Die FDA hat den ergänzenden Biologics License Application von Roche für Gazyva/Gazyvaro bei systemischem Lupus erythematosus angenommen. Das klingt bürokratisch. Ist es auch. Aber dahinter steckt eine Zahl, die sich gewaschen hat: 76,7 Prozent der mit Gazyva/Gazyvaro behandelten Patienten erreichten in der Phase-III-Studie ALLEGORY nach 52 Wochen eine klinisch bedeutsame Verbesserung im primären Endpunkt SRI-4, verglichen mit 53,5 Prozent in der Placebogruppe. Der adjustierte Unterschied von 23,1 Prozentpunkten ist statistisch signifikant, das Konfidenzintervall liegt zwischen 12,5 und 33,6 Prozent. Das ist kein knappes Ergebnis.

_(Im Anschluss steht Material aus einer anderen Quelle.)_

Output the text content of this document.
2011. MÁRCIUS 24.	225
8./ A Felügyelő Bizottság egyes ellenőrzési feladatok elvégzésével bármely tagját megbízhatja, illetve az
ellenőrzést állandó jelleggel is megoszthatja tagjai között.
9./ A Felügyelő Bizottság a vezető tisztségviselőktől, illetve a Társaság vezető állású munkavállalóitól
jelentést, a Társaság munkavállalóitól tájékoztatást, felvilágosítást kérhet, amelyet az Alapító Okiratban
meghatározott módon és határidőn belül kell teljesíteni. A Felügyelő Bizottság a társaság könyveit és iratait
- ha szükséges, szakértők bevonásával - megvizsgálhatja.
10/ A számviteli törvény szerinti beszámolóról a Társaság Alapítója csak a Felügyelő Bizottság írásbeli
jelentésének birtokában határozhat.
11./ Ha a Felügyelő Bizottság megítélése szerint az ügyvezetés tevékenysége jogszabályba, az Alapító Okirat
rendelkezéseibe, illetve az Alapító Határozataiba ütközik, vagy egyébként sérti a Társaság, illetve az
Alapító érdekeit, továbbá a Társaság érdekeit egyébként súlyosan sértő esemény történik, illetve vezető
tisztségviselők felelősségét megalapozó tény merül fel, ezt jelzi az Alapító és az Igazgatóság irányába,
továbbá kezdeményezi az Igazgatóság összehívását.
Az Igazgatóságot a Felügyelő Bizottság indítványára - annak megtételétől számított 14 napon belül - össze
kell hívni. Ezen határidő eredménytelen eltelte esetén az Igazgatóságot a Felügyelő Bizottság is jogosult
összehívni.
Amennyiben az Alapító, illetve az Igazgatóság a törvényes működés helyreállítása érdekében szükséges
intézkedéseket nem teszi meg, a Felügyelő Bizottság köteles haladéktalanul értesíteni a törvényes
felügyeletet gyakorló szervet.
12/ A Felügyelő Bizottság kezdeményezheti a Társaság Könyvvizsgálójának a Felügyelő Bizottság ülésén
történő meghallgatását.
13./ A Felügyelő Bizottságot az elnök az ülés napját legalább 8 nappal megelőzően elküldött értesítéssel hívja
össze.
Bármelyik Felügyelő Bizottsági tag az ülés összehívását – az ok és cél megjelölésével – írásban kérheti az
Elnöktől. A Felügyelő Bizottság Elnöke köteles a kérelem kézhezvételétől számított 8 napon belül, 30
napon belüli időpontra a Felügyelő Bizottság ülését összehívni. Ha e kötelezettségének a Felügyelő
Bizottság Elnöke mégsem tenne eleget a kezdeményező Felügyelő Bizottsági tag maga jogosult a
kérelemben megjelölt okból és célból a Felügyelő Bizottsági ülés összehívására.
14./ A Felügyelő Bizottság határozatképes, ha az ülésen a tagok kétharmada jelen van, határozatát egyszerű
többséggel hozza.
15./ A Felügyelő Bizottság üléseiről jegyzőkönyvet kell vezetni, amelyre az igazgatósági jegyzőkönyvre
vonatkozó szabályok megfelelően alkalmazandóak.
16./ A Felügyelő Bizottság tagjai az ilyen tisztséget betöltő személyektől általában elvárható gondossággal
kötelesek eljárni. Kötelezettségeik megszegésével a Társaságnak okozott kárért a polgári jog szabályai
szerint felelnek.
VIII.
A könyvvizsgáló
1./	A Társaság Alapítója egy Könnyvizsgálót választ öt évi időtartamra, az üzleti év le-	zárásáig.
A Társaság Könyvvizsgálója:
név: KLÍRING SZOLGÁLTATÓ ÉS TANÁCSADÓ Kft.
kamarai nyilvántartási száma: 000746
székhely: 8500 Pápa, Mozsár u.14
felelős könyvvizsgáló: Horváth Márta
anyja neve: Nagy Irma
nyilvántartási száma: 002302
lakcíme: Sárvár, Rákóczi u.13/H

Was hier auf dem Spiel steht
Systemischer Lupus erythematosus betrifft weltweit mehr als drei Millionen Menschen, Tendenz steigend. Es ist eine chronische Autoimmunerkrankung, die Haut, Gelenke und Nieren angreift, oft jahrelang falsch diagnostiziert wird und im schlimmsten Fall tödlich endet. Rund die Hälfte der SLE-Patienten entwickelt innerhalb von fünf Jahren eine Lupusnephritis, die die Nieren so stark schädigen kann, dass Dialyse oder Transplantation die einzigen Optionen bleiben.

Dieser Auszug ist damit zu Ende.